Ein biologisches Wunder: Die Verdauungshilfe der Helsinki-Möwen
Unter den Einheimischen und erfahrenen Guides, die Kulturinteressierte durch die Stadt führen, hält sich hartnäckig ein wunderbares Gerücht über diese Statuen. Man sagt nämlich, dass einige der Möwen in Helsinki sich gar nicht mehr einfach so erleichtern können – sie brauchen die Figuren im Park zwingend für ihre natürliche Verdauung!
Laut dieser inoffiziellen biologischen Sage löst erst das Anfliegen eines bronzenen Dichterkopfes oder die perfekte Landung auf einer Generaltsschulter den verlässlichen Reflex beim Vogel aus. Eine Möwe, die versuchte, sich auf einem gewöhnlichen Straßenlaternen-Mast zu erleichtern? Völlig undenkbar, das widerspricht der feinen Helsinki-Kultur! Erst wenn die Skulptur von Runeberg im Visier ist, läuft der Verdauungsapparat wie am Schnürchen. Die Statuen erfüllen somit eine lebenswichtige, ökologische Funktion für die städtische Fauna.

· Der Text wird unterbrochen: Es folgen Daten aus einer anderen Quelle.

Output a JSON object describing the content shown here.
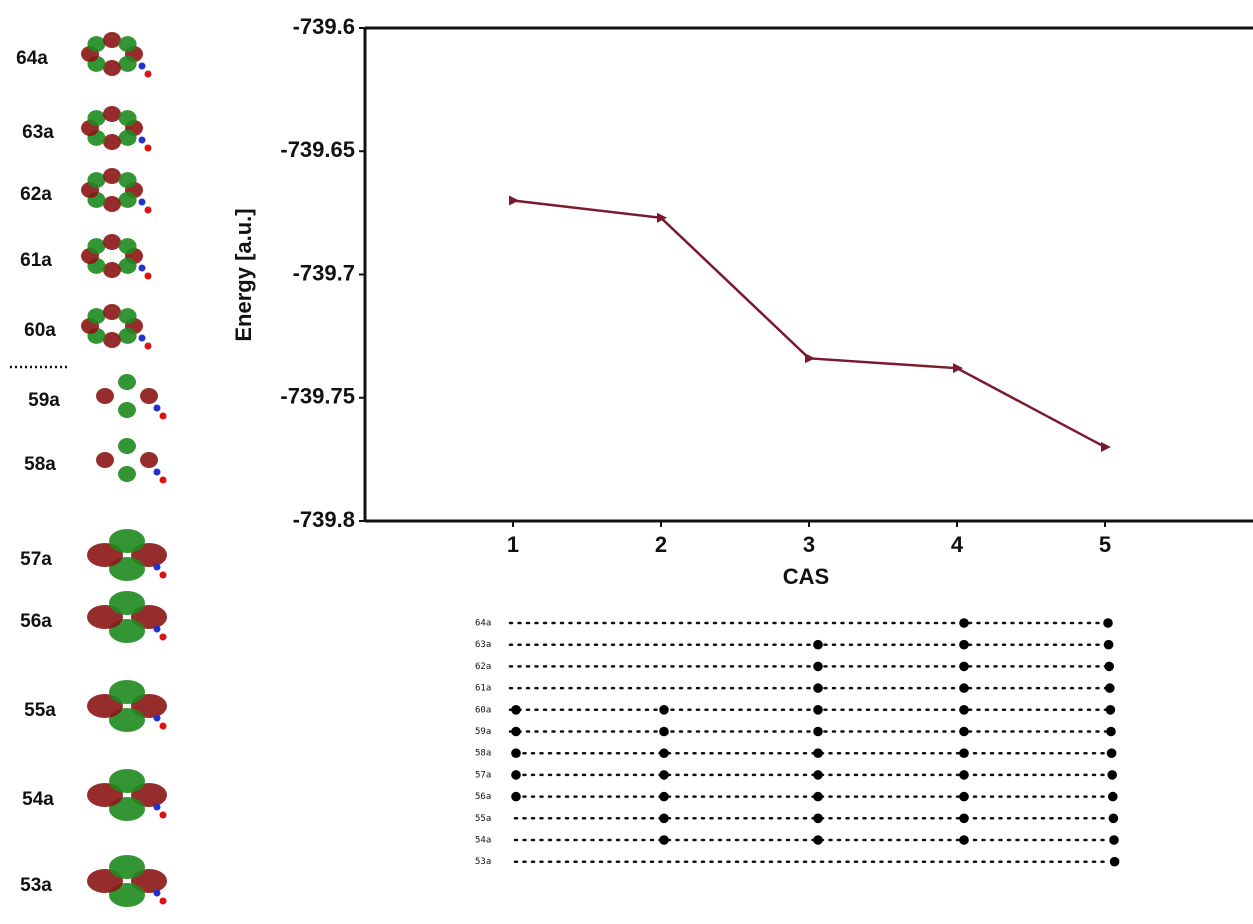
{
  "chart_data": {
    "type": "line",
    "x_label": "CAS",
    "y_label": "Energy [a.u.]",
    "x": [
      1,
      2,
      3,
      4,
      5
    ],
    "series": [
      {
        "color": "#7b1a2e",
        "values": [
          -739.67,
          -739.677,
          -739.734,
          -739.738,
          -739.77
        ]
      }
    ],
    "xlim": [
      0,
      6
    ],
    "xticks": [
      1,
      2,
      3,
      4,
      5
    ],
    "ylim": [
      -739.8,
      -739.6
    ],
    "yticks": [
      -739.8,
      -739.75,
      -739.7,
      -739.65,
      -739.6
    ]
  },
  "orbitals": {
    "labels": [
      "64a",
      "63a",
      "62a",
      "61a",
      "60a",
      "59a",
      "58a",
      "57a",
      "56a",
      "55a",
      "54a",
      "53a"
    ]
  },
  "active_space": {
    "rows": [
      "64a",
      "63a",
      "62a",
      "61a",
      "60a",
      "59a",
      "58a",
      "57a",
      "56a",
      "55a",
      "54a",
      "53a"
    ],
    "dots": [
      [
        false,
        false,
        false,
        true,
        true
      ],
      [
        false,
        false,
        true,
        true,
        true
      ],
      [
        false,
        false,
        true,
        true,
        true
      ],
      [
        false,
        false,
        true,
        true,
        true
      ],
      [
        true,
        true,
        true,
        true,
        true
      ],
      [
        true,
        true,
        true,
        true,
        true
      ],
      [
        true,
        true,
        true,
        true,
        true
      ],
      [
        true,
        true,
        true,
        true,
        true
      ],
      [
        true,
        true,
        true,
        true,
        true
      ],
      [
        false,
        true,
        true,
        true,
        true
      ],
      [
        false,
        true,
        true,
        true,
        true
      ],
      [
        false,
        false,
        false,
        false,
        true
      ]
    ]
  }
}
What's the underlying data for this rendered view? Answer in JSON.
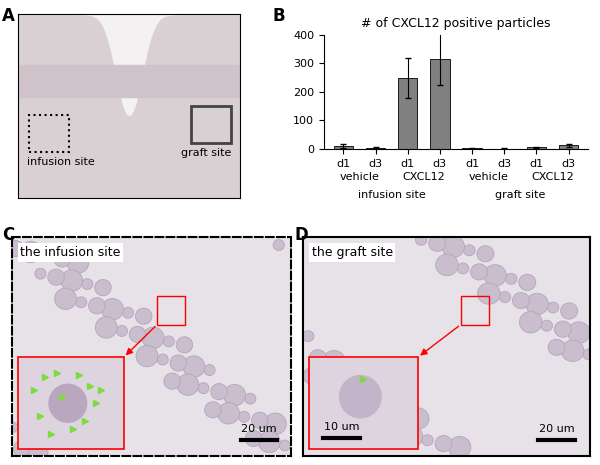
{
  "panel_labels": [
    "A",
    "B",
    "C",
    "D"
  ],
  "panel_a": {
    "regions": [
      "infusion site",
      "graft site"
    ]
  },
  "chart_data": {
    "type": "bar",
    "title": "# of CXCL12 positive particles",
    "categories": [
      "d1",
      "d3",
      "d1",
      "d3",
      "d1",
      "d3",
      "d1",
      "d3"
    ],
    "values": [
      10,
      3,
      250,
      315,
      2,
      1,
      5,
      13
    ],
    "error": [
      6,
      2,
      70,
      90,
      1,
      1,
      2,
      5
    ],
    "groups": [
      "vehicle",
      "CXCL12",
      "vehicle",
      "CXCL12"
    ],
    "sites": [
      "infusion site",
      "graft site"
    ],
    "color": "#808080",
    "ylim": [
      0,
      400
    ],
    "yticks": [
      0,
      100,
      200,
      300,
      400
    ]
  },
  "panel_c": {
    "label": "the infusion site",
    "scale_bar": "20 um"
  },
  "panel_d": {
    "label": "the graft site",
    "inset_scale_bar": "10 um",
    "scale_bar": "20 um"
  }
}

Dein Must-See auf der Reise durch Finnland
Der Esplanadi-Park ist das schlagende Herz von Helsinki. Hier trifft die feine finnische Hochkultur auf die erfrischende, ungezähmte Natur der Ostsee.

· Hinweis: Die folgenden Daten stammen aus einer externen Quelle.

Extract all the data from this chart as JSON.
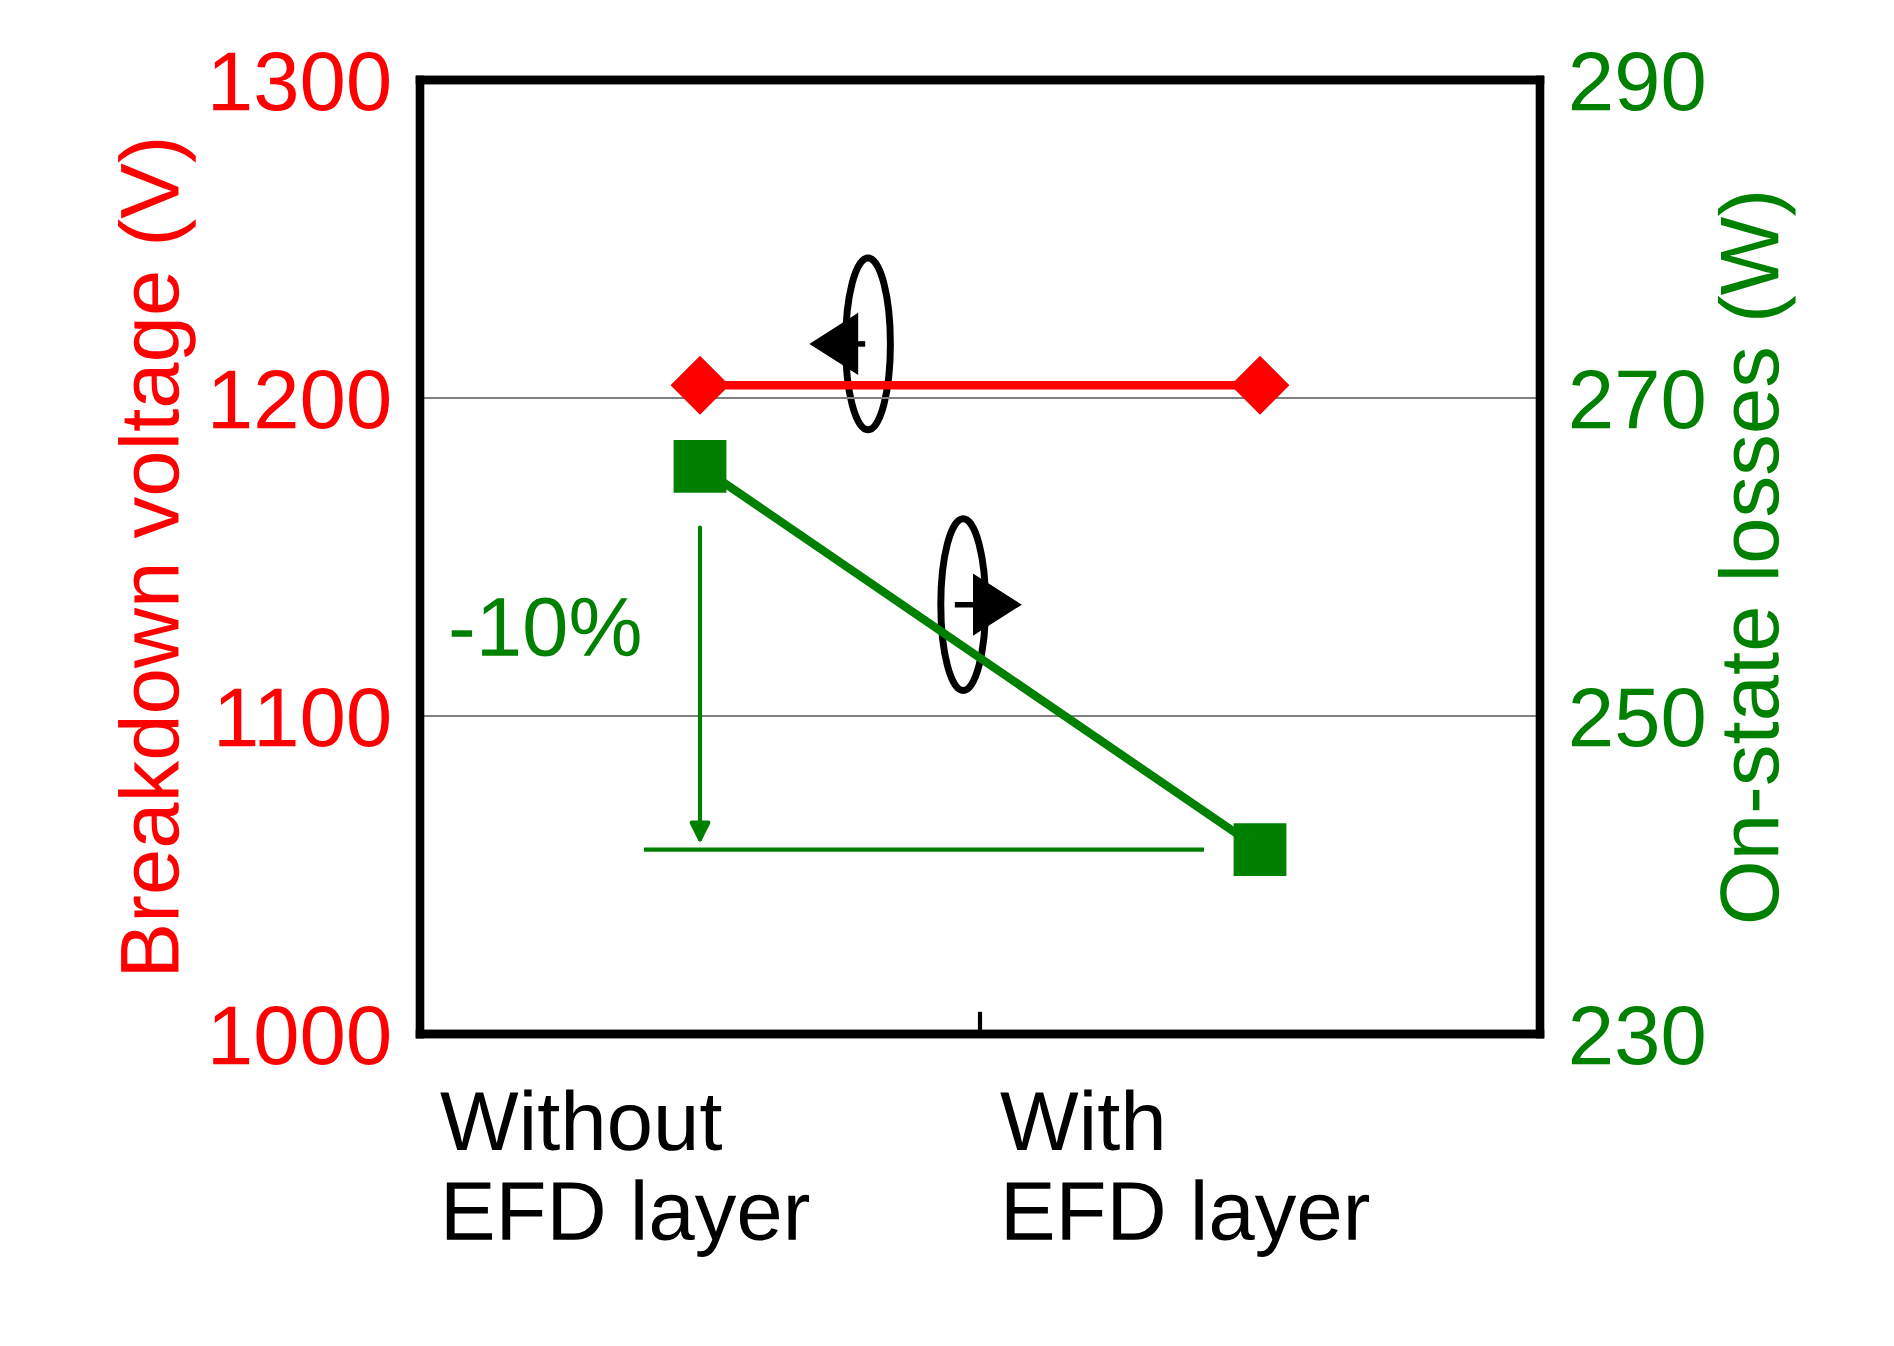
{
  "chart_data": {
    "type": "line",
    "categories": [
      "Without\nEFD layer",
      "With\nEFD layer"
    ],
    "ylabel": "Breakdown voltage (V)",
    "y2label": "On-state losses (W)",
    "ylim": [
      1000,
      1300
    ],
    "yticks": [
      1000,
      1100,
      1200,
      1300
    ],
    "y2lim": [
      230,
      290
    ],
    "y2ticks": [
      230,
      250,
      270,
      290
    ],
    "grid": "y",
    "legend": false,
    "series": [
      {
        "color": "#ff0000",
        "values": [
          1204,
          1204
        ],
        "marker": "diamond"
      },
      {
        "color": "#008000",
        "values": [
          265.7,
          241.6
        ],
        "marker": "square",
        "axis": "y2"
      }
    ],
    "ref_lines": [
      {
        "axis": "y2",
        "value": 241.6,
        "color": "#008000"
      }
    ],
    "annotations": [
      "-10%"
    ]
  }
}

Wenn du das nächste Mal auf deiner Reise durch Finnland dein Wohnmobil parkst und die Stadt erkundest, nimm dir eine Bank im Esplanadi-Park. Bewundere die Architektur, genieße die Musik – aber wirf vor allem einen Blick auf die stolzen Möwenständer der Stadt. Und ein kleiner Tipp für dein eigenes Wohlbefinden: Halte deinen Snack gut fest und halte beim Blick nach oben zu den Statuen den Mund lieber geschlossen!